Она влетела, румяная, жаркая, похудевшая – брак пошел ей на пользу – и крикнула:
– Что ты намерен делать?
Я показал ей глазами на сумку:
– Ехать за город.
– Тебя подождут! Понимаешь ты, что все изменилось? Неужели это сойдет им с рук?
Я сказал, что убежден: да, сойдет. Мир выдал Чехословакию Гитлеру в тридцать восьмом, через десять лет – выдал Сталину, еще через двадцать – выдаст Брежневу. Знакомая схема.
– И ты полагаешь, что мы смолчим?
Я ей сказал, что слово «мы» – самое неподходящее слово. Кто-то, возможно, и не смолчит. Но многие будут и аплодировать таким решительным действиям власти. Еще бы! Этакая неблагодарность! Мы их освободили и – нате! Вот уж, как волка ни корми, а он все смотрит в свою Европу. С нами всегда себя так ведут. Мы люди добрые и бесхитростные, а все, кто вокруг – коварны и злы.
– Я не хочу, не хочу тебя слушать, – сказала она и прикрыла ушки своими розовыми перстами.
Я продолжал утрамбовывать сумку. Она подошла ко мне, тихо всхлипнула и уткнулась головой в мою грудь.
– Ну, ну, – сказал я, – надо быть мужественной.
Но именно это ее не устраивало. Вечно женственное уже подало голос.
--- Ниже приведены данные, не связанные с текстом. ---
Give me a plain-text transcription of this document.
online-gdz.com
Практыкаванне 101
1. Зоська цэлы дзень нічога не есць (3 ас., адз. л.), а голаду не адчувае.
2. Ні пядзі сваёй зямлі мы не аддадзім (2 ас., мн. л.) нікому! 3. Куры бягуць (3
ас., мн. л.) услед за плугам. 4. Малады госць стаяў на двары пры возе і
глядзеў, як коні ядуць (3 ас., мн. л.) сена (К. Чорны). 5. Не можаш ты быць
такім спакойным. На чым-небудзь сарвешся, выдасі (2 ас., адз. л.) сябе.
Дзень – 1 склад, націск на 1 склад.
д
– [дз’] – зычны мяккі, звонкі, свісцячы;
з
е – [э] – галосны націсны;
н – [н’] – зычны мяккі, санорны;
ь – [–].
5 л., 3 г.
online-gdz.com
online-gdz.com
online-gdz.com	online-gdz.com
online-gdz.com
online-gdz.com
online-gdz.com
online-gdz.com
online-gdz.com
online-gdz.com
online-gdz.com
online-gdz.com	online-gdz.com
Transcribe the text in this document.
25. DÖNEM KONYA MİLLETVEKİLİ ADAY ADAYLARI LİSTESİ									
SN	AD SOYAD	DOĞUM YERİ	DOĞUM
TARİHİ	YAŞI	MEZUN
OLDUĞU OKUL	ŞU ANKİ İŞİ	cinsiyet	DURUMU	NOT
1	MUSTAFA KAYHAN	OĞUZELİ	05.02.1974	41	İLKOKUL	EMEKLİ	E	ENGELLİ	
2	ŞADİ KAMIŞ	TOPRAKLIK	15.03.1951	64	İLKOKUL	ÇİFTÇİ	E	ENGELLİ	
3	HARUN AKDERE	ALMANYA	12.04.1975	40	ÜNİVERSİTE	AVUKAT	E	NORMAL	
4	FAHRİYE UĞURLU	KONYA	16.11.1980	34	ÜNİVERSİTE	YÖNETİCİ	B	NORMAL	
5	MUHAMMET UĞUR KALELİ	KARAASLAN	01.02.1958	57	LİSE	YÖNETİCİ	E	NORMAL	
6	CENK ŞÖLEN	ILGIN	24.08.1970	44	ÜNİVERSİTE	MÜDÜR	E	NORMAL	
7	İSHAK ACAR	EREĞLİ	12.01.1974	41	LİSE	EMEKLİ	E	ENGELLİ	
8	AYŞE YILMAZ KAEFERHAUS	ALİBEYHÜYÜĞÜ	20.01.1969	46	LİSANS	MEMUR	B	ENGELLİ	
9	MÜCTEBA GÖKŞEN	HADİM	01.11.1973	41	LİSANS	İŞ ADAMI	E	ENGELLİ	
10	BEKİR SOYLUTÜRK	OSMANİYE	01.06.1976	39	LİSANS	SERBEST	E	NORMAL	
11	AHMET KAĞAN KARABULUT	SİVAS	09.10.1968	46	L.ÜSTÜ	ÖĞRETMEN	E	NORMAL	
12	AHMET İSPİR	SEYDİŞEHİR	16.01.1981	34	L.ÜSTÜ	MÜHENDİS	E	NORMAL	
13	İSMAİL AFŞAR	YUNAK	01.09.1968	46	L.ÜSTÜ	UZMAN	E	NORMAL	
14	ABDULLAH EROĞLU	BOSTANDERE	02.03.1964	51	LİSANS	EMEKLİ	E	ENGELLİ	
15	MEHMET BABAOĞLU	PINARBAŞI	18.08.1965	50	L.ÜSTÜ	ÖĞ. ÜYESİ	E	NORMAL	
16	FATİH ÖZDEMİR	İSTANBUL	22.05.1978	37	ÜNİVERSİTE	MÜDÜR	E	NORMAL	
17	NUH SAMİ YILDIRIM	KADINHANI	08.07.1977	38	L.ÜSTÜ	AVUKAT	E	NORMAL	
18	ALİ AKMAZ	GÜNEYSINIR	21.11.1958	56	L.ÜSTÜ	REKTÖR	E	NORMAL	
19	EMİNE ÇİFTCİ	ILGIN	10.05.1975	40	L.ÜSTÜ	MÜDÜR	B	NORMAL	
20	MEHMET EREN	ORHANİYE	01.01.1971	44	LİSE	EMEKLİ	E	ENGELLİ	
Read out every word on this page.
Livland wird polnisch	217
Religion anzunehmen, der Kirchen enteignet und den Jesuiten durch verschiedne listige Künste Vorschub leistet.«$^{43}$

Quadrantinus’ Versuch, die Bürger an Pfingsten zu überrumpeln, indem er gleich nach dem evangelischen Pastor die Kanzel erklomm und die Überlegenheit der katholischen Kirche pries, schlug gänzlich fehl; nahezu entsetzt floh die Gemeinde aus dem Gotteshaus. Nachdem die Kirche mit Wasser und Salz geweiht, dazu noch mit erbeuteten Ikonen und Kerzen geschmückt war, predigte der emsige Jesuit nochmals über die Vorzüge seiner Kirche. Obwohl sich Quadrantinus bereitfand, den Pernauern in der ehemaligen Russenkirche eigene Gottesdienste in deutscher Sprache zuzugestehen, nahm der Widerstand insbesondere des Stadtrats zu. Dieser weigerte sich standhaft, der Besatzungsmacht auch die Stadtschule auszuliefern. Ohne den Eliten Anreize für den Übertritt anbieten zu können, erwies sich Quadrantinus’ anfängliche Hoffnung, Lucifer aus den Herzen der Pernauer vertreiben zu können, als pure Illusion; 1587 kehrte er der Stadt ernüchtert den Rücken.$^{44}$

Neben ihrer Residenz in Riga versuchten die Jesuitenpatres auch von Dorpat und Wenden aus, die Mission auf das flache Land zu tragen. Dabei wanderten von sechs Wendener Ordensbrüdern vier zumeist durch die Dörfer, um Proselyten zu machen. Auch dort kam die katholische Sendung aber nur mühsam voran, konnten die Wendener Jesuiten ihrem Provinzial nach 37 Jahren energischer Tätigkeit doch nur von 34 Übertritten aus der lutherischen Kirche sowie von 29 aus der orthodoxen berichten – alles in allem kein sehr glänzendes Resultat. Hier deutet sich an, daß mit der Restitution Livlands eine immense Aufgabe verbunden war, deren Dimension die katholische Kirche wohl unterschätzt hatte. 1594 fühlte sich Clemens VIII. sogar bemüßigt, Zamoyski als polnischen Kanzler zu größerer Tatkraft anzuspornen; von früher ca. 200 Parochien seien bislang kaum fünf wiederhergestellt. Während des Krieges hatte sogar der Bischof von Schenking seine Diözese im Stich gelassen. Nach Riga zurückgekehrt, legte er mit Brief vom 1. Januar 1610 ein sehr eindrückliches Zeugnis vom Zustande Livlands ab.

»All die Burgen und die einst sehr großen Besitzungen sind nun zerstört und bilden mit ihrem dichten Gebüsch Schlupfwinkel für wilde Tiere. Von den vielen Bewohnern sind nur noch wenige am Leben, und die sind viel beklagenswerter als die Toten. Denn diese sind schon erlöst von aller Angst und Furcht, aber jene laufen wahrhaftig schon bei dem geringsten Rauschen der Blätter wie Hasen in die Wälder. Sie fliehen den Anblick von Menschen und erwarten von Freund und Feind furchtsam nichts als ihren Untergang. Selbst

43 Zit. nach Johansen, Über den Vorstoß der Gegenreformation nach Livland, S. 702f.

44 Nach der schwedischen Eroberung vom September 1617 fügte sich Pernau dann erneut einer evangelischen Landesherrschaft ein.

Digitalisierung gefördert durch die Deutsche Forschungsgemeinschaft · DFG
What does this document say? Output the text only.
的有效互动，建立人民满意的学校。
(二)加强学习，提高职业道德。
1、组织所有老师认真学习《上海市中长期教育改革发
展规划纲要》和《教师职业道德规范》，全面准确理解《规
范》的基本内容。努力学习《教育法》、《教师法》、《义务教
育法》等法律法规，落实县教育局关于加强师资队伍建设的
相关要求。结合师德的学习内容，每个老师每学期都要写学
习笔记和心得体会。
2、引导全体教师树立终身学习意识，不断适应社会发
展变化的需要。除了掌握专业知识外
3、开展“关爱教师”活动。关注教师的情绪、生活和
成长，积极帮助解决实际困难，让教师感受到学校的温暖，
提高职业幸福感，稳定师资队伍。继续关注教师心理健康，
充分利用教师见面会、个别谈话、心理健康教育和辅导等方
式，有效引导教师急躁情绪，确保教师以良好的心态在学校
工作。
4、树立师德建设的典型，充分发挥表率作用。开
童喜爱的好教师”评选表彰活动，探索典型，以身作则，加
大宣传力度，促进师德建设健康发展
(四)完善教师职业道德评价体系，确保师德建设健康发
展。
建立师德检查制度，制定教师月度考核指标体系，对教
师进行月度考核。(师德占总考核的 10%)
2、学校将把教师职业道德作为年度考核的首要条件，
– Мне так холодно, обними меня.
Мне очень хотелось напомнить ей, что на улице двадцать четыре градуса, но это ее бы не вразумило. Ее леденил мороз истории, мне следовало это понять и отогреть ее теми средствами, которые мне были доступны. Она уже кинулась на тахту, как в омут, и вскоре мое жилье огласили привычные ламентации.
– Это какое-то наваждение! Ты так хотел меня? (Я чуть ей не врезал.) Так вот ты какой! (Старая песня.) Ну, радуйся. Прикончил. Я – труп.
Вранье. Она вскочила с тахты свежая, как спелая дынька, очень довольная и заряженная для круговерти в своем хороводе.
Вскоре я сидел в электричке. Летело за окном Подмосковье. Благостный золотой денек, ничто не напомнит о близкой осени. Рядом со мной дремали две тетки и тощий старик с лиловым носом. Набравшийся с утра попрошайка шел по проходу и пел с надрывом, горестно требуя справедливости: «Я сын трудового народа, отец же мой райпрокурор. Он сына лишает свободы. Скажите: так кто из нас вор?».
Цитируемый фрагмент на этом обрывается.